Semi-detached: an unusual Oxford house conversion by Delvendahl Martin
London-based Delvendahl Martin Architects have tastefully converted two Victorian semi-detached houses to form a single, bright and spacious 350sqm family home in central Oxford, completed this summer. With minimal intervention to the front façade, the drama is reserved for the rear, where a smart two-story extension creates a strong visual link between the two, ’making the building look like one house as it was originally intended,’ say the architects.
Internally, a central feature staircase, clad exclusively in stained timber, is positioned perpendicular to the party wall, creating a lynchpin for the merged layout. ’The existing symmetrical arrangement gets thus rotated to achieve a continuous flow of spaces throughout each floor,’ explain the architects. The ground floor encompasses the open plan living/kitchen/dining spaces, with three bedrooms and a bathroom on the first floor, and a master bedroom, bathroom and office/ studio space on the second.

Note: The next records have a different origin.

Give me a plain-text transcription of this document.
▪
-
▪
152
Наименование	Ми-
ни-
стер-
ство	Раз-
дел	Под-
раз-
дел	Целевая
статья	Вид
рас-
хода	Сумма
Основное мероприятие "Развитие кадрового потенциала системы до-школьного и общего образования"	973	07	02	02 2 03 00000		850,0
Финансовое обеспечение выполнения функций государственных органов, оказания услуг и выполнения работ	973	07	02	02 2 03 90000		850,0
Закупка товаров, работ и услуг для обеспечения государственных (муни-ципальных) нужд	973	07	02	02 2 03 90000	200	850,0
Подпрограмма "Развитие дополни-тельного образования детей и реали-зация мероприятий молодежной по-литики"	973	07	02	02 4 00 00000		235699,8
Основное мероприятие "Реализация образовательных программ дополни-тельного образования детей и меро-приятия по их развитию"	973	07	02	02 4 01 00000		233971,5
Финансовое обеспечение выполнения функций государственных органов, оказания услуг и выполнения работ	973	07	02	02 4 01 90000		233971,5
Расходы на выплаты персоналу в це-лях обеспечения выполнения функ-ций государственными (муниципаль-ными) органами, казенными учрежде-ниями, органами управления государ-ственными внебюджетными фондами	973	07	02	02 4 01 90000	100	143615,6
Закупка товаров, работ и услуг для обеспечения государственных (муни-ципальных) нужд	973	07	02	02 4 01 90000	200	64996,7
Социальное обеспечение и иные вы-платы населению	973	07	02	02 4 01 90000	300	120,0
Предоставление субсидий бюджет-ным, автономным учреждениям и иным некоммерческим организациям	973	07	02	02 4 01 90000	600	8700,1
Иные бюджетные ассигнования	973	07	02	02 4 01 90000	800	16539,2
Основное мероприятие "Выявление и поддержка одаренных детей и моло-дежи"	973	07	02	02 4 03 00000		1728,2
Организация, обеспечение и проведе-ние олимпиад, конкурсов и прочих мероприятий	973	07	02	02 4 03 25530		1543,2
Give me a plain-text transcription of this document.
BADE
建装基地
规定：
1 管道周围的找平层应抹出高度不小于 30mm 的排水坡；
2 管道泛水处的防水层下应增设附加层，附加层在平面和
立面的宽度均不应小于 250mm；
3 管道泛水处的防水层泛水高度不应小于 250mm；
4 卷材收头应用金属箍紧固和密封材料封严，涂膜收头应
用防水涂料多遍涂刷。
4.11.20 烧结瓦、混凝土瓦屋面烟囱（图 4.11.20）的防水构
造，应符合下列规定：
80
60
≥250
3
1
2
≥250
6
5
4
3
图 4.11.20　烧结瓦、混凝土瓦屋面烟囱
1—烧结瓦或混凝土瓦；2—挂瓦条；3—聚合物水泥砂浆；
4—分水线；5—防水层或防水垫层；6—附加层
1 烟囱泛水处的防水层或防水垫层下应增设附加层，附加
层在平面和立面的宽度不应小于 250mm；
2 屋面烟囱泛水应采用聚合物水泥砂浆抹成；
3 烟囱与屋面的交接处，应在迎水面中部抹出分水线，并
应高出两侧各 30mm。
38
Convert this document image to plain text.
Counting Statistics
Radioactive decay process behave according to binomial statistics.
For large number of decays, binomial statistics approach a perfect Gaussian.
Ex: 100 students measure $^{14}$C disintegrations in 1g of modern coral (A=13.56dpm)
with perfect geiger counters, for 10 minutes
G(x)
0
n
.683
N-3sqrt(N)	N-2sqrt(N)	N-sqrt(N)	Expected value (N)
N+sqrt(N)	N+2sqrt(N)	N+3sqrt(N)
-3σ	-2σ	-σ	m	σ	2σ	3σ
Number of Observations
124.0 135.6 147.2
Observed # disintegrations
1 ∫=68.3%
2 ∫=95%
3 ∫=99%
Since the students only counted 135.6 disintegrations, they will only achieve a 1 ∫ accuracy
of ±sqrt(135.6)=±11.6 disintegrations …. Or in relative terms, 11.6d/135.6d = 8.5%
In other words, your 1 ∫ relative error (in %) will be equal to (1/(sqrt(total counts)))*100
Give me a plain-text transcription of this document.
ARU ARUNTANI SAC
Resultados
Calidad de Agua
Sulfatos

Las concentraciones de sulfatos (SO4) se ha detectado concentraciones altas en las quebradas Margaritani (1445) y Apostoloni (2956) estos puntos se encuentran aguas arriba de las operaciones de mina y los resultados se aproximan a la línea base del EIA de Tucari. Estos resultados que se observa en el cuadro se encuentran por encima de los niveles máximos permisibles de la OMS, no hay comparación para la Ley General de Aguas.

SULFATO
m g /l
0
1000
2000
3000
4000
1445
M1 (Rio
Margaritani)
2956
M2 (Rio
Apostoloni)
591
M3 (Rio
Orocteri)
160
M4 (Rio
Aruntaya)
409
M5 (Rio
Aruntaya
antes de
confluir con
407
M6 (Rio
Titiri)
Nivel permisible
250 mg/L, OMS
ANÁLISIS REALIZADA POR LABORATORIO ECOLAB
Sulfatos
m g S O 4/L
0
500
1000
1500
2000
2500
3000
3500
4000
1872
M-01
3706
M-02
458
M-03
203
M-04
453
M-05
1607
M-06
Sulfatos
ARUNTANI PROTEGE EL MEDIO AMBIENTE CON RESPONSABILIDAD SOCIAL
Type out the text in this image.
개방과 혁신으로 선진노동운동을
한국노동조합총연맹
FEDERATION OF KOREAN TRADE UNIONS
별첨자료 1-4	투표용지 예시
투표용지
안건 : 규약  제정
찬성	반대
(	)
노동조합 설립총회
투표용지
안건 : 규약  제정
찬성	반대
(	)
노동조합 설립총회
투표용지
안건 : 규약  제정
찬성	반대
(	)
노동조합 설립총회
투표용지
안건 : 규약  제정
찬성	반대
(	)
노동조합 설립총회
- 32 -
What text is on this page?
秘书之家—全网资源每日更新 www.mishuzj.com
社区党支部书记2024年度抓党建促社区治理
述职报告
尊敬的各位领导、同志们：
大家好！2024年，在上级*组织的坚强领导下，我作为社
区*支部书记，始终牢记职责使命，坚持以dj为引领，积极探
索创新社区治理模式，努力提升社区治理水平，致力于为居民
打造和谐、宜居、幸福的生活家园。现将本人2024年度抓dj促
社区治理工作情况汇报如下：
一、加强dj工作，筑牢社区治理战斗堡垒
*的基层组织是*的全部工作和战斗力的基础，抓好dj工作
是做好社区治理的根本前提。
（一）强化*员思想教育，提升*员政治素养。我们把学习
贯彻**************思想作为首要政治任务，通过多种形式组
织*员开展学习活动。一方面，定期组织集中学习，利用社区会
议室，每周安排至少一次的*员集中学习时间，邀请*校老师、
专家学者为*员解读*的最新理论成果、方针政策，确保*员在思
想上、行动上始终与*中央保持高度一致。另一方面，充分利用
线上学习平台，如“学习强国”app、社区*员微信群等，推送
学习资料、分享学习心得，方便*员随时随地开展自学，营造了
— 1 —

Expressed as solid brick bookends sloping to frame a recessed central bay, the extension is a clever ploy allowing plenty of daylight into the open plan living area. Constructed from bricks reclaimed from the demolition process, the ’outriggers’ accommodate ancillary spaces and a second stair that negotiates the level difference to the lower ground floor level. Accessed from the open-plan living area, the brick stair core appears pleasingly open to the elements, with a frameless glass lid encouraging further daylight in. A self-contained lower ground floor offers an additional open plan living/kitchen/dining space, two bedrooms and a bathroom.
Reinforcing the notion of unity, the central bay spans internally the formerly-separate structures and features a contrasting palette of materials, including a darker brick that forms a loggia at garden level, and floor to ceiling glazing at upper ground level. Anodized aluminium fins provide a degree of shade and mitigate overlooking to neighbouring properties. The glazed screen panels are openable, giving the impression of an elevated terrace with views over the two rear gardens, where rather playfully the existing dividing garden wall has been retained.
It is a game of two halves, where bold gestures have transformed these two houses into an impressive family home.